Thomas answered questions for 90 minutes, and with every question — about sex, pornography, his private parts — he wrote that he "felt dirtier and dirtier." He does not discuss that in the book, writing, "I have no intention of repeating the dirty details here." He wrote he "had talked about X-rated movies when I was at Yale — but so had many other young people in seventies."

"Those were the days when Deep Throat was one of the most-talked about movies in America," Thomas wrote. "Of course, it had been immature of me even to mention such films, but I was immature like many other students."
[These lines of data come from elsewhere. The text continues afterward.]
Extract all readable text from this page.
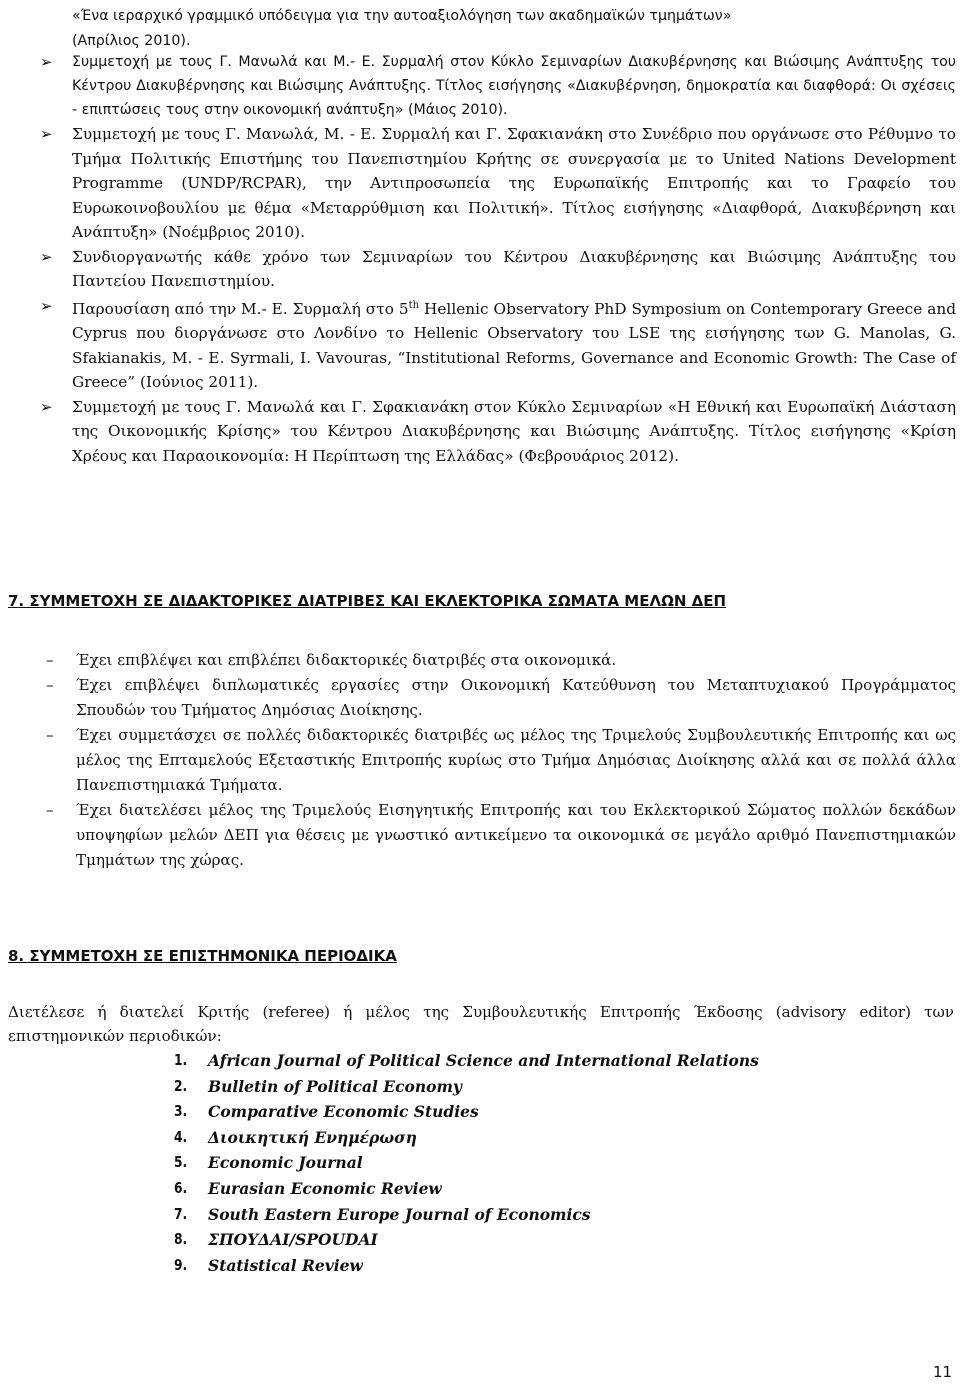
«Ένα ιεραρχικό γραμμικό υπόδειγμα για την αυτοαξιολόγηση των ακαδημαϊκών τμημάτων»
(Απρίλιος 2010).
➢ Συμμετοχή με τους Γ. Μανωλά και Μ.- Ε. Συρμαλή στον Κύκλο Σεμιναρίων Διακυβέρνησης και Βιώσιμης Ανάπτυξης του Κέντρου Διακυβέρνησης και Βιώσιμης Ανάπτυξης. Τίτλος εισήγησης «Διακυβέρνηση, δημοκρατία και διαφθορά: Οι σχέσεις - επιπτώσεις τους στην οικονομική ανάπτυξη» (Μάιος 2010).
➢ Συμμετοχή με τους Γ. Μανωλά, Μ. - Ε. Συρμαλή και Γ. Σφακιανάκη στο Συνέδριο που οργάνωσε στο Ρέθυμνο το Τμήμα Πολιτικής Επιστήμης του Πανεπιστημίου Κρήτης σε συνεργασία με το United Nations Development Programme (UNDP/RCPAR), την Αντιπροσωπεία της Ευρωπαϊκής Επιτροπής και το Γραφείο του Ευρωκοινοβουλίου με θέμα «Μεταρρύθμιση και Πολιτική». Τίτλος εισήγησης «Διαφθορά, Διακυβέρνηση και Ανάπτυξη» (Νοέμβριος 2010).
➢ Συνδιοργανωτής κάθε χρόνο των Σεμιναρίων του Κέντρου Διακυβέρνησης και Βιώσιμης Ανάπτυξης του Παντείου Πανεπιστημίου.
➢ Παρουσίαση από την Μ.- Ε. Συρμαλή στο 5th Hellenic Observatory PhD Symposium on Contemporary Greece and Cyprus που διοργάνωσε στο Λονδίνο το Hellenic Observatory του LSE της εισήγησης των G. Manolas, G. Sfakianakis, M. - E. Syrmali, I. Vavouras, “Institutional Reforms, Governance and Economic Growth: The Case of Greece” (Ιούνιος 2011).
➢ Συμμετοχή με τους Γ. Μανωλά και Γ. Σφακιανάκη στον Κύκλο Σεμιναρίων «Η Εθνική και Ευρωπαϊκή Διάσταση της Οικονομικής Κρίσης» του Κέντρου Διακυβέρνησης και Βιώσιμης Ανάπτυξης. Τίτλος εισήγησης «Κρίση Χρέους και Παραοικονομία: Η Περίπτωση της Ελλάδας» (Φεβρουάριος 2012).
7. ΣΥΜΜΕΤΟΧΗ ΣΕ ΔΙΔΑΚΤΟΡΙΚΕΣ ΔΙΑΤΡΙΒΕΣ ΚΑΙ ΕΚΛΕΚΤΟΡΙΚΑ ΣΩΜΑΤΑ ΜΕΛΩΝ ΔΕΠ
– Έχει επιβλέψει και επιβλέπει διδακτορικές διατριβές στα οικονομικά.
– Έχει επιβλέψει διπλωματικές εργασίες στην Οικονομική Κατεύθυνση του Μεταπτυχιακού Προγράμματος Σπουδών του Τμήματος Δημόσιας Διοίκησης.
– Έχει συμμετάσχει σε πολλές διδακτορικές διατριβές ως μέλος της Τριμελούς Συμβουλευτικής Επιτροπής και ως μέλος της Επταμελούς Εξεταστικής Επιτροπής κυρίως στο Τμήμα Δημόσιας Διοίκησης αλλά και σε πολλά άλλα Πανεπιστημιακά Τμήματα.
– Έχει διατελέσει μέλος της Τριμελούς Εισηγητικής Επιτροπής και του Εκλεκτορικού Σώματος πολλών δεκάδων υποψηφίων μελών ΔΕΠ για θέσεις με γνωστικό αντικείμενο τα οικονομικά σε μεγάλο αριθμό Πανεπιστημιακών Τμημάτων της χώρας.
8. ΣΥΜΜΕΤΟΧΗ ΣΕ ΕΠΙΣΤΗΜΟΝΙΚΑ ΠΕΡΙΟΔΙΚΑ
Διετέλεσε ή διατελεί Κριτής (referee) ή μέλος της Συμβουλευτικής Επιτροπής Έκδοσης (advisory editor) των επιστημονικών περιοδικών:
1. African Journal of Political Science and International Relations
2. Bulletin of Political Economy
3. Comparative Economic Studies
4. Διοικητική Ενημέρωση
5. Economic Journal
6. Eurasian Economic Review
7. South Eastern Europe Journal of Economics
8. ΣΠΟΥΔΑΙ/SPOUDAI
9. Statistical Review
11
But Thomas saw his opponents make the case that because he had watched pornography, must also be a harasser. And it seems to have been more galling that, he wrote, he knew of "at least one senator sitting in judgment of me against whom accusations of sexual improprieties had been leveled that made Anita's charges look mild."

"It was the most inhumane thing that has happened to me. Now what I blame myself for is that I should have known they would do that. I had read Richard Wright. I had read Outsider, Black Boy, Native Son," Thomas says. "I should have known that the… individual counts very little when an ideology is put in place like that."

"In other words, I'm not their puppet. It's obvious. That's the whole point Ralph Ellison tries to make with Invisible Man," Thomas says. "And that's something I think maybe my grandfather feared."

Four days later, the Senate voted to confirm Thomas to the Supreme Court, by the narrowest margin in history, 52-48. Thomas was home when the Senate voted, and Virginia asked if he wanted to listen to the roll call. "Absolutely not," he responded. "I don't care what they do."

He decided to take a long hot bath to relax, and he was in the tub when Virginia's assistant called. Virginia hung up the phone, went into the bathroom and told Thomas he had been confirmed.

"'Whoop-dee-damn-doo,' I said, sliding deeper into the comforting water," Thomas wrote of the conversation. "Mere confirmation, even to the Supreme Court, seemed pitifully small compensation for what had been done to me."